2010年08月13日 23時23分00秒 | Weblog
このブログで、2010年1月9日にも詳しく書かせてもらった。

急激に円高が進む局面で、日本政府が円売り介入に踏み切れない理由が分からない。

FRBの金融緩和の影響で、金利差は縮小しているとはいえ、

日本国債・10年債の金利が0.98%
米国国債・10年債の金利が2.75%

で、金利差は未だに2%近くある。
10年債だから、満期まで保有すれば、約20%の金利格差があるようなものである。

つまり、日本政府は国債を発行して資金を確保し、米国債に投資するだけで投資額の20%が純収入として期待できるのである。

$1=85円で円売り介入を行って、10年後も$1=85円だとすれば、20%の利益である。

もし、10年後の為替が$1=100円だとすれば、為替差益が約17%もでる。その上に、金利収入が20%だから、複利計算で約40%が純利益になる。もし、10兆円の介入を行うとすれば、将来的に4兆円が純収益として手元に残る計算になる。2009年度の税収が約40兆円だったことを考えれば、約10%分である。もちろん、介入額が20兆円なら、純収益は8兆円である。そして、円安が進み$1=110円に進めば、収益は約55%に膨らむ。

逆に円高に歯止めが効かなかったとしても、金利収入が20%も期待できるのであれば、為替差損を相殺できる。$1=85円よりも10年間で20%円高が進むと言うことは、2020年には$1=70円になっていると言うことである。(金利差が縮小しているので、前回の計算より$が安くなっている)
 言い換えるならば、$1=70円を超えて円高が進むことが無ければ、日本政府は為替介入から利益を確保することが出来ると言うことである。

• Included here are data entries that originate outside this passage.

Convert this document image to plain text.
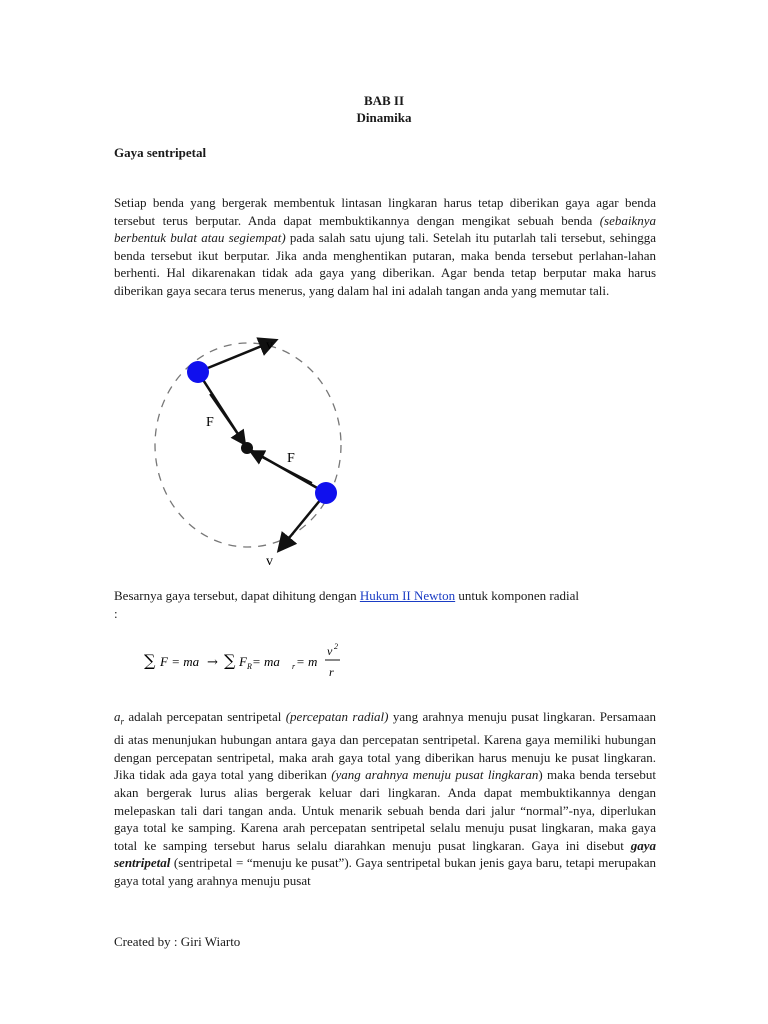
BAB II
Dinamika
Gaya sentripetal

Setiap benda yang bergerak membentuk lintasan lingkaran harus tetap diberikan gaya agar benda tersebut terus berputar. Anda dapat membuktikannya dengan mengikat sebuah benda (sebaiknya berbentuk bulat atau segiempat) pada salah satu ujung tali. Setelah itu putarlah tali tersebut, sehingga benda tersebut ikut berputar. Jika anda menghentikan putaran, maka benda tersebut perlahan-lahan berhenti. Hal dikarenakan tidak ada gaya yang diberikan. Agar benda tetap berputar maka harus diberikan gaya secara terus menerus, yang dalam hal ini adalah tangan anda yang memutar tali.

v
v
F
F

Besarnya gaya tersebut, dapat dihitung dengan Hukum II Newton untuk komponen radial
:

∑ F = ma → ∑ F R = ma r = m
v 2
r

$a_r$ adalah percepatan sentripetal (percepatan radial) yang arahnya menuju pusat lingkaran. Persamaan di atas menunjukan hubungan antara gaya dan percepatan sentripetal. Karena gaya memiliki hubungan dengan percepatan sentripetal, maka arah gaya total yang diberikan harus menuju ke pusat lingkaran. Jika tidak ada gaya total yang diberikan (yang arahnya menuju pusat lingkaran) maka benda tersebut akan bergerak lurus alias bergerak keluar dari lingkaran. Anda dapat membuktikannya dengan melepaskan tali dari tangan anda. Untuk menarik sebuah benda dari jalur “normal”-nya, diperlukan gaya total ke samping. Karena arah percepatan sentripetal selalu menuju pusat lingkaran, maka gaya total ke samping tersebut harus selalu diarahkan menuju pusat lingkaran. Gaya ini disebut gaya sentripetal (sentripetal = “menuju ke pusat”). Gaya sentripetal bukan jenis gaya baru, tetapi merupakan gaya total yang arahnya menuju pusat

Created by : Giri Wiarto
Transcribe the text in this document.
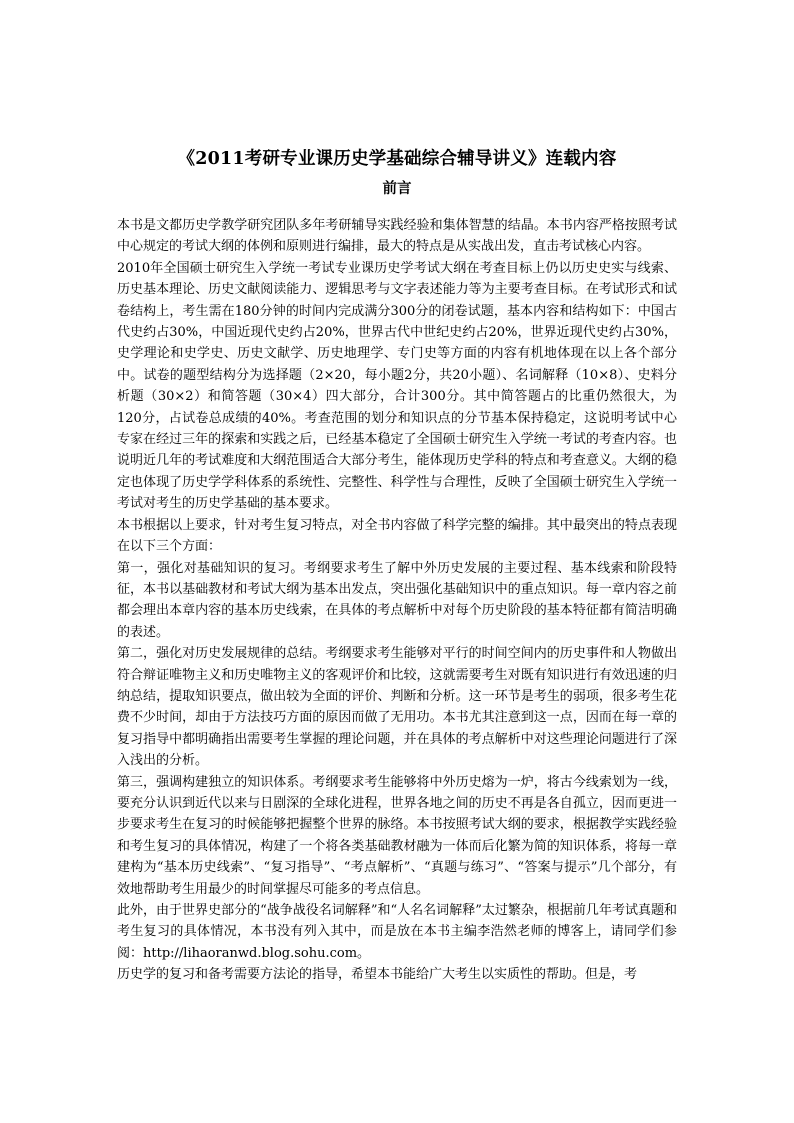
《2011考研专业课历史学基础综合辅导讲义》连载内容
前言

本书是文都历史学教学研究团队多年考研辅导实践经验和集体智慧的结晶。本书内容严格按照考试中心规定的考试大纲的体例和原则进行编排，最大的特点是从实战出发，直击考试核心内容。

2010年全国硕士研究生入学统一考试专业课历史学考试大纲在考查目标上仍以历史史实与线索、历史基本理论、历史文献阅读能力、逻辑思考与文字表述能力等为主要考查目标。在考试形式和试卷结构上，考生需在180分钟的时间内完成满分300分的闭卷试题，基本内容和结构如下：中国古代史约占30%，中国近现代史约占20%，世界古代中世纪史约占20%，世界近现代史约占30%，史学理论和史学史、历史文献学、历史地理学、专门史等方面的内容有机地体现在以上各个部分中。试卷的题型结构分为选择题（2×20，每小题2分，共20小题）、名词解释（10×8）、史料分析题（30×2）和简答题（30×4）四大部分，合计300分。其中简答题占的比重仍然很大，为120分，占试卷总成绩的40%。考查范围的划分和知识点的分节基本保持稳定，这说明考试中心专家在经过三年的探索和实践之后，已经基本稳定了全国硕士研究生入学统一考试的考查内容。也说明近几年的考试难度和大纲范围适合大部分考生，能体现历史学科的特点和考查意义。大纲的稳定也体现了历史学学科体系的系统性、完整性、科学性与合理性，反映了全国硕士研究生入学统一考试对考生的历史学基础的基本要求。

本书根据以上要求，针对考生复习特点，对全书内容做了科学完整的编排。其中最突出的特点表现在以下三个方面：

第一，强化对基础知识的复习。考纲要求考生了解中外历史发展的主要过程、基本线索和阶段特征，本书以基础教材和考试大纲为基本出发点，突出强化基础知识中的重点知识。每一章内容之前都会理出本章内容的基本历史线索，在具体的考点解析中对每个历史阶段的基本特征都有简洁明确的表述。

第二，强化对历史发展规律的总结。考纲要求考生能够对平行的时间空间内的历史事件和人物做出符合辩证唯物主义和历史唯物主义的客观评价和比较，这就需要考生对既有知识进行有效迅速的归纳总结，提取知识要点，做出较为全面的评价、判断和分析。这一环节是考生的弱项，很多考生花费不少时间，却由于方法技巧方面的原因而做了无用功。本书尤其注意到这一点，因而在每一章的复习指导中都明确指出需要考生掌握的理论问题，并在具体的考点解析中对这些理论问题进行了深入浅出的分析。

第三，强调构建独立的知识体系。考纲要求考生能够将中外历史熔为一炉，将古今线索划为一线，要充分认识到近代以来与日剧深的全球化进程，世界各地之间的历史不再是各自孤立，因而更进一步要求考生在复习的时候能够把握整个世界的脉络。本书按照考试大纲的要求，根据教学实践经验和考生复习的具体情况，构建了一个将各类基础教材融为一体而后化繁为简的知识体系，将每一章建构为“基本历史线索”、“复习指导”、“考点解析”、“真题与练习”、“答案与提示”几个部分，有效地帮助考生用最少的时间掌握尽可能多的考点信息。

此外，由于世界史部分的“战争战役名词解释”和“人名名词解释”太过繁杂，根据前几年考试真题和考生复习的具体情况，本书没有列入其中，而是放在本书主编李浩然老师的博客上，请同学们参阅：http://lihaoranwd.blog.sohu.com。

历史学的复习和备考需要方法论的指导，希望本书能给广大考生以实质性的帮助。但是，考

2020年に$1=70円を超えて円高が進んでいる可能性があるのか?
日本経済の健康状態を見れば、円高が10年以上にわたって続き、$1=70円よりも円高が進む可能性は想像できない。


結論として、

①日本政府は国債を発行して米国債を購入することで、長期的に金利差益を確保できる。
②現状は異常な円高が進んでおり、「円売り」をすることで、将来的に売買差益を期待できる。
③日本政府が「円売り」を進めることで、円高基調が是正される可能性が高い。
④円安に進むことで、日本経済が国際競争力を回復させる。そして、経済成長が加速される可能性がある。

それにもかかわらず、日本政府が、管首相が円売りの市場介入に手を出さない理由が分からない。


「経済を理解できる政治家はいない」って言うからね。